We’re More than Community and Infrastructure
Everyone from Bill Gates to the homeless guy on the street had access to community and infrastructure. Personal example? My mom went to public high school with Oprah Winfrey in Glendale, Wisconsin. My mom didn’t end up fabulously wealthy.
Considering the wide variation of outcomes the intelligent, logic-minded individual can conclude community and infrastructure, which are extended to all Americans, were NOT the determining factors in success. If this were the case we’d all be fabulously wealthy and teachers in high school would have told us all to drive more, use more electricity, waste water, and talk on the phone rather than go to college and work hard. As far as the internet, hell, we all know FB is the black hole of productivity…
This wide variation applies to rich people too. Some build their wealth into generations of wealth (Bruce Jenner), while others squander their fortunes and end up broke only years after leaving the game (Emmitt Smith). I heard the NBA is considering some kind of mandatory retirement savings…what does that tell you? I’ll tell you what it doesn’t say: “Those guys need more community and infrastructure!” No, what that mofo needs is a budget!
Let us remember Newton’s third law of motion, to put the next argument into context: “To every action there is always opposed, an equal reaction.” In other words, if community and infrastructure contribute to success, they must accept equal credit for failure.
Most American serial killers and mass murderers are products of the public school system. If community and infrastructure should be credited in part with great success, why should it not be equally blamed for egregious failure? Because both are examples of flawed logic. If we can’t blame public schools for killers, we can’t attribute the success of people to the highway or municipal water system. It’s a double-edged sword. To proclaim one you must acknowledge the other resulting in zero gain.
Most people reading this will agree they are better off than their grandparents or parents. If you asked them they wouldn’t say, “We didn’t have all the infrastructure and community…” They’d say one word, “Opportunities.” But opportunity alone doesn’t equal success. If the idea for FB dropped in your lap and you did nothing with it, you wouldn’t be Mark Zuckerberg today. Abe Lincoln was dirt poor, had no access to public transportation, a grocery store, municipal water, the internet, etc. Yet he succeeded. Millions blazed a trail across America to find success without the benefit of tax-payer funded (i.e. government funded) infrastructure.

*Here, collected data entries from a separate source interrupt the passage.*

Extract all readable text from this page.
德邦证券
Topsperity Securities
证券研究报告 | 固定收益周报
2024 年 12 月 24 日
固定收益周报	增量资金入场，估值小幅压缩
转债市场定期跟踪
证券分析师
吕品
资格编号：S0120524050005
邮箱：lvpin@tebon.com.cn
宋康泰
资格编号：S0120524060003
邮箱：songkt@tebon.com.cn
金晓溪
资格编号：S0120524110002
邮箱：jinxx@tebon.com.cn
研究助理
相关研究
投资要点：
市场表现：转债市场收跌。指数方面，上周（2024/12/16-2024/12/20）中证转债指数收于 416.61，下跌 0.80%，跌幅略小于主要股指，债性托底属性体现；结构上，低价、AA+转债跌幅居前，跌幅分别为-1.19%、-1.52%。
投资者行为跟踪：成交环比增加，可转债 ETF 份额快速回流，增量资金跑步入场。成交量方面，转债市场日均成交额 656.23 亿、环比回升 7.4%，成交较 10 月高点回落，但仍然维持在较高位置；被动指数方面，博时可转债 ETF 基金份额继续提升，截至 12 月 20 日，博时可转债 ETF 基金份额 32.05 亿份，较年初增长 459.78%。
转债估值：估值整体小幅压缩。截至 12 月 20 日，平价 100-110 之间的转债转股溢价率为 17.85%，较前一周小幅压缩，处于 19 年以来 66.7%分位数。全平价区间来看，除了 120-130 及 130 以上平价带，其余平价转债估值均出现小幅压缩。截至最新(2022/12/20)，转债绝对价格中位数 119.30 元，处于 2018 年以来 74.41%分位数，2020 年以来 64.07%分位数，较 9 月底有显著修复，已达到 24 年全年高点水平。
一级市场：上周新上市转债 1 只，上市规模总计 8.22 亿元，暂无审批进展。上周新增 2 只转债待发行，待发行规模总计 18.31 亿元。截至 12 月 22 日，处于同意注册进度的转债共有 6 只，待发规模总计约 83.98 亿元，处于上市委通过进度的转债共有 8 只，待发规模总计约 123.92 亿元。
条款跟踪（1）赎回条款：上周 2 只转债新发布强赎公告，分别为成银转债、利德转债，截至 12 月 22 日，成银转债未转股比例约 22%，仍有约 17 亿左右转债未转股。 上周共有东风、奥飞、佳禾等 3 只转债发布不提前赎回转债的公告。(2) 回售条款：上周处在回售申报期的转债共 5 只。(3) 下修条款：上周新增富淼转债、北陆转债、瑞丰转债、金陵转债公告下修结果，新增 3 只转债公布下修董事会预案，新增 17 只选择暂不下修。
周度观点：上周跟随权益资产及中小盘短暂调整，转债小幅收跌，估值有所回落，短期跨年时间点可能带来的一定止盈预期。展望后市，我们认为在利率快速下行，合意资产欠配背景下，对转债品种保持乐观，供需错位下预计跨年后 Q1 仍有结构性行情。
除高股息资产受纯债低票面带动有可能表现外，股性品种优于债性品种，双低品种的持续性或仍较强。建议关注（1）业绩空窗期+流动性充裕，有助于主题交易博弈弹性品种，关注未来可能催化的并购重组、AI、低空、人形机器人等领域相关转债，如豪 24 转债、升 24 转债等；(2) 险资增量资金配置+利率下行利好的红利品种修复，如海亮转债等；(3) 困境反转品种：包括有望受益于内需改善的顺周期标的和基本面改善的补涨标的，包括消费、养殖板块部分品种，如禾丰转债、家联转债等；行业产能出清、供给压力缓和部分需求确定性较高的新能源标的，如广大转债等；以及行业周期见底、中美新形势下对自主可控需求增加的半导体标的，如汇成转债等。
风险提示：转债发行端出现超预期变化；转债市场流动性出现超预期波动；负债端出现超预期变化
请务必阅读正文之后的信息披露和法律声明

My father, who could be considered seriously disabled, made a success of himself in spite of everyone telling him he would be a welfare case with one arm and one eye. His red-neck, white trash family called him ‘rich’ and shunned him because he made something out of himself while they remained poor. Only the ignorant are unaware of the fact that ‘rich’ is highly subjective, or that equal shares in community and infrastructure don’t dictate success or failure.
The conclusion? Community and infrastructure though they may contribute a negligible amount to the success of an individual, must logically carry equal parts blame for those who didn’t succeed and had equal opportunity (my mom vs. Oprah; Bruce Jenner vs. Emmitt Smith). Therefore community and infrastructure, though making our lives easier, is peripheral to success, not central to it.